Tutti figli di un dio iperboreo
Da quando Julius Evola è apparso in Italia, le bussole dei nostri cuori puntano decisamente verso Nord. Il Nord iperboreo, da dove scesero gli Indiani e i Persiani, i Greci e i Latini, e i loro fratelli più giovani, quei popoli germanici che forgiarono l’anima e la colonna vertebrale delle nazioni europee ed europoidi, da Vancouver a Vladivostock, passando ovviamente per l’Italia.
All’inizio dell’Iliade è posta una scena gustosa, molto cinematografica. Achille adirato sta per avventarsi contro Agamennone, ma la Dea lo ferma. Tirandolo per i capelli. I pochi versi con i quali Omero scolpisce la scena assumono il loro significato sole se ci raffiguriamo Achille ad immagine e somiglianza dei giovani, dai capelli lunghi e lisci come i cantanti del rock-metal, che ancora oggi si muovono tra Uppsala, Copenaghen e Dortmund, dove sgorga la fonte vitale di tutto il nostro essere. La consapevolezza di quella fonte, persa tra le nebbie della preistoria, rappresenta una delle scoperte più preziose della nostra epoca.
Gli Iperborei dicevamo. Un mito enigmatico, a cui i nostri antichi accennarono con poche parole, un mito sepolto dal cristianesimo che per diciannove secoli ci ha abituato a voltare la faccia verso la sabbia, eppure fissato con versi monumentali da Virgilio che celebrando l’apoteosi di Cesare gli disse: “Come un dio verrai, dall’immenso mare/ e obbedisca a te, l’ultima Thule!”.
Nel passaggio di secolo, Nietzsche ancora una volta pronunciò parole profetiche, ed enigmatiche: “Guardiamoci in faccia – scrisse – noi siamo Iperborei. Al di là del ghiaccio, al di là della morte, la nostra vita, la nostra gioia”.

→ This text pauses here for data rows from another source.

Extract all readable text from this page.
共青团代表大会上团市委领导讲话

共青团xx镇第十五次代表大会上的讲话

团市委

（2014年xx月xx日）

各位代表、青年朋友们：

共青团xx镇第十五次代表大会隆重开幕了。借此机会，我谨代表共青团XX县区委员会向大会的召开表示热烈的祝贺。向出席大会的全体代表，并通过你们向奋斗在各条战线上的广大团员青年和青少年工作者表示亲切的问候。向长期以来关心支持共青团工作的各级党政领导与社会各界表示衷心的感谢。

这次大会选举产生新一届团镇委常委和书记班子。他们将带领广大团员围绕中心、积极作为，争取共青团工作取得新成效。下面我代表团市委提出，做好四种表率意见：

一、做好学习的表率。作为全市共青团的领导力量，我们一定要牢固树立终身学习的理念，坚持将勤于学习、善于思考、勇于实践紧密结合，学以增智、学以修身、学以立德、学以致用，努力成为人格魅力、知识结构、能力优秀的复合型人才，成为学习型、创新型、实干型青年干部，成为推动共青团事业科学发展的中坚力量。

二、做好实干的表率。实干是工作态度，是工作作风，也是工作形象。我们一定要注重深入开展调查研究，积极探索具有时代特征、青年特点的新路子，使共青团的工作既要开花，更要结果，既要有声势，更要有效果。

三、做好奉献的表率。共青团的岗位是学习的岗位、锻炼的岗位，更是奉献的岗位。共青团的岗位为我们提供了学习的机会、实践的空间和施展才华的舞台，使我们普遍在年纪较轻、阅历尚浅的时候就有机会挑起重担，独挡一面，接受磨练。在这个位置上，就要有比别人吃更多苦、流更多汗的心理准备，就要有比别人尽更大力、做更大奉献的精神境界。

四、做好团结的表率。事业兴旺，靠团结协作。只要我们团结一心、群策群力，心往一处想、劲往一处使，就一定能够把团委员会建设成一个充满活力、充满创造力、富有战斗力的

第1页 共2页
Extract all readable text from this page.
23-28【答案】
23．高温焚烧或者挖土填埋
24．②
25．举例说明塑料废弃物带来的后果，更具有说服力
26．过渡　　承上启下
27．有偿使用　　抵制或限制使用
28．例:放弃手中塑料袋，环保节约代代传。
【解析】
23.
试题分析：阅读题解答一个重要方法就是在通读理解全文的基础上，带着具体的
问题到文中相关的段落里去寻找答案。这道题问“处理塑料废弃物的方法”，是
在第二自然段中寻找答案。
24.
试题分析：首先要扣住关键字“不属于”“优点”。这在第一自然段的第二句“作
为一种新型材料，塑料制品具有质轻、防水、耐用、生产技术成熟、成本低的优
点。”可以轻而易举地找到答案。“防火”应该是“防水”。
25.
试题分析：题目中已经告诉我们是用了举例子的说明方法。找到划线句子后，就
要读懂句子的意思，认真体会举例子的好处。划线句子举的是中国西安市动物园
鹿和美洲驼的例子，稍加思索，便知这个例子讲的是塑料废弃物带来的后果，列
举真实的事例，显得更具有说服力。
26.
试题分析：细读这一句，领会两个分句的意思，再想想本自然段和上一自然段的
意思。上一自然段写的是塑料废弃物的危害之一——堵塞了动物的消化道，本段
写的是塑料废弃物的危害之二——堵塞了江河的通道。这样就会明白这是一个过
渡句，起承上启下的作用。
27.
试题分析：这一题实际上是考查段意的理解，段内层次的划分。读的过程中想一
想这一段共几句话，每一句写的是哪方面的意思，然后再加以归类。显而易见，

Gli Iperborei erano il mistico popolo che abitava l’estremo Settentrione del mondo,dove il dio Kronos, re dell’età dell’oro, dorme in uno stato di sonno profondo. Dal paese degli Iperborei secondo i Greci provenivano i mistici sapienti, come Abaris e lo stesso Pitagora; e al paese degli Iperborei annualmente faceva ritorno Apollo, il dio che più di ogni altro esprime l’anima e il volto dei Greci antichi. A far riemergere dal sonno profondo dell’inconscio il regno di Thule, ci provarono nel Novecento diversi maestri di pensiero, seguendo vie diverse. Il bramano Tilak seguì la via dell’astrologia e leggendo nelle stelle dimostrò come gli arcaici indiani che avevano scritto i Veda guardavano il firmamento da un punto di vista iper-boreale. Altri seguirono la via della paleoantropologia, altri risalirono il corso delle lingue per delimitare quella Ur-Heimat (dimora primordiale) dove un Ur-Volk parlava una Ur-Sphrache. Risalendo a ritroso la catena dei secoli, per riscoprire un mondo di primordiale purezza, Evola scelse la via del mito. Comparando le mitologie di tutto l’arco boreale (un arco più ampio di quello indoeuropeo dacché spazia dai Toltechi ai Cinesi), egli ridiede volto alla terra dell’età dell’oro, dove traeva origine il biondo Vishnu e dove ritornava il dio Apollo Le pagine in cui Evola porta luce in questo mondo sepolto sfuggono ai confini della saggistica e della mitologia comparata per volare verso i domini della poesia. Tilak, Evola, Wirth – sia pur con tutti i loro limiti – riaprirono in anni tempestosi le porte del regno di Thule. Poi gli errori che furono commessi generarono tragedie. E nel sangue delle tragedie si perdette il senso di molte conquiste del pensiero.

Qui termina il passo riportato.